Algo digno de admirar.





On attendait le trio dans un lieu minuscule, caveau sous voûte de pierres et fumée, pour faire résonner l’âme cubaine de Miguel Angel Ruiz, et cet album magnifique Y Despues de Todo. Juste là, trois corps pour un hommage, et quelques ombres autour. Un coup dans l’eau. C’est bien avant la nuit, dans l’immense grange trois fois vide, que Las Ondas Marteles apparait en ligne, groupés comme un peloton. Qui tient la mise en joue ? Qui sera mort ce soir ?

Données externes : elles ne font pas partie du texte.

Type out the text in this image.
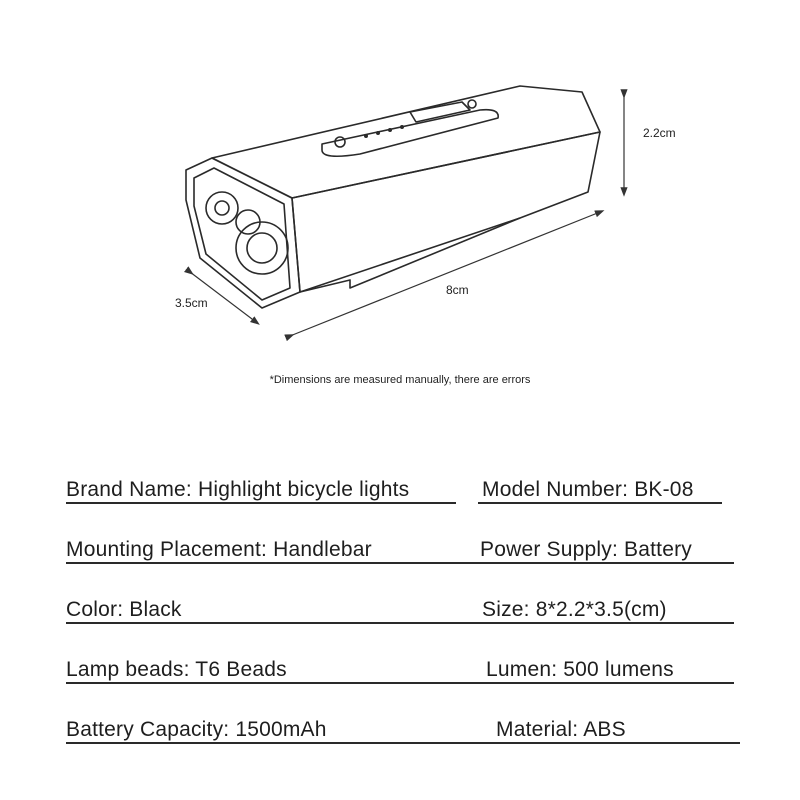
2.2cm
3.5cm
8cm
*Dimensions are measured manually, there are errors
Brand Name : Highlight bicycle lights	Model Number : BK-08
Mounting Placement : Handlebar	Power Supply : Battery
Color : Black	Size : 8*2.2*3.5(cm)
Lamp beads : T6 Beads	Lumen : 500 lumens
Battery Capacity : 1500mAh	Material : ABS
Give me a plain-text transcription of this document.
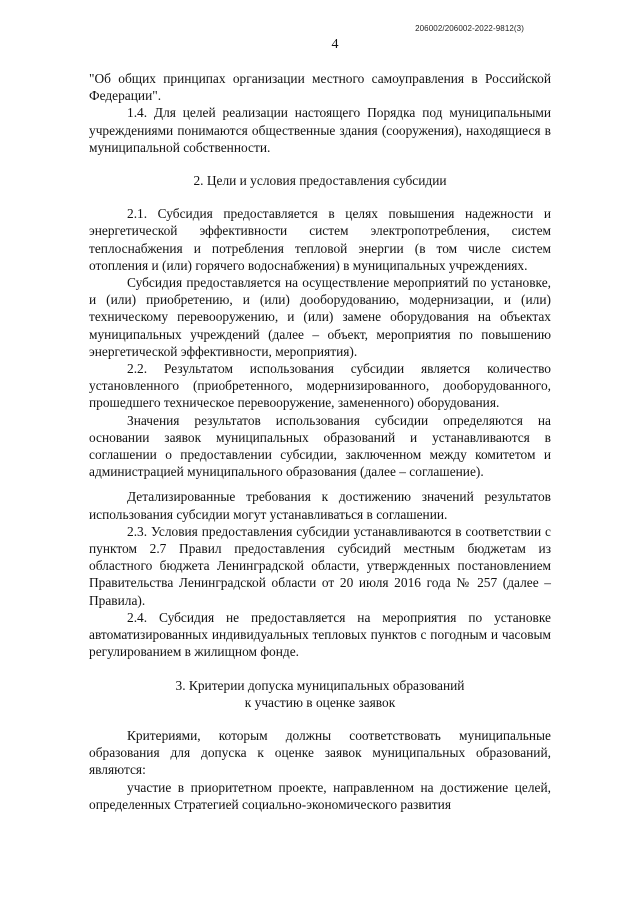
206002/206002-2022-9812(3)
4

"Об общих принципах организации местного самоуправления в Российской Федерации".

1.4. Для целей реализации настоящего Порядка под муниципальными учреждениями понимаются общественные здания (сооружения), находящиеся в муниципальной собственности.

2. Цели и условия предоставления субсидии

2.1. Субсидия предоставляется в целях повышения надежности и энергетической эффективности систем электропотребления, систем теплоснабжения и потребления тепловой энергии (в том числе систем отопления и (или) горячего водоснабжения) в муниципальных учреждениях.

Субсидия предоставляется на осуществление мероприятий по установке, и (или) приобретению, и (или) дооборудованию, модернизации, и (или) техническому перевооружению, и (или) замене оборудования на объектах муниципальных учреждений (далее – объект, мероприятия по повышению энергетической эффективности, мероприятия).

2.2. Результатом использования субсидии является количество установленного (приобретенного, модернизированного, дооборудованного, прошедшего техническое перевооружение, замененного) оборудования.

Значения результатов использования субсидии определяются на основании заявок муниципальных образований и устанавливаются в соглашении о предоставлении субсидии, заключенном между комитетом и администрацией муниципального образования (далее – соглашение).

Детализированные требования к достижению значений результатов использования субсидии могут устанавливаться в соглашении.

2.3. Условия предоставления субсидии устанавливаются в соответствии с пунктом 2.7 Правил предоставления субсидий местным бюджетам из областного бюджета Ленинградской области, утвержденных постановлением Правительства Ленинградской области от 20 июля 2016 года № 257 (далее – Правила).

2.4. Субсидия не предоставляется на мероприятия по установке автоматизированных индивидуальных тепловых пунктов с погодным и часовым регулированием в жилищном фонде.

3. Критерии допуска муниципальных образований
к участию в оценке заявок

Критериями, которым должны соответствовать муниципальные образования для допуска к оценке заявок муниципальных образований, являются:

участие в приоритетном проекте, направленном на достижение целей, определенных Стратегией социально-экономического развития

Pari donc un peu gonflé que de vouloir comme ça, via Paris et Madrid, faire croire au son cubain . Quoi ? Une guitare, une contrebasse, et quelques jouets d’enfants en guise de percussions, cela semble un peu court. Deux frères autour d’une femme, elle même une contrebasse en jambes. L’un corseté de noir, habillé pour une veille, l’autre comme à la ville, avec entre les deux ce petit bout madrilène et ses longs cheveux noirs. On nous avait fait croire qu’il fallait de gros cuivres, des chœurs d’hommes aux yeux rouges, autant de rhum que de percussions, un soleil de cigares, une étoile rouge autour. On avait tort.

Sin saber que buscas, sin saber quien eres, puedes amar.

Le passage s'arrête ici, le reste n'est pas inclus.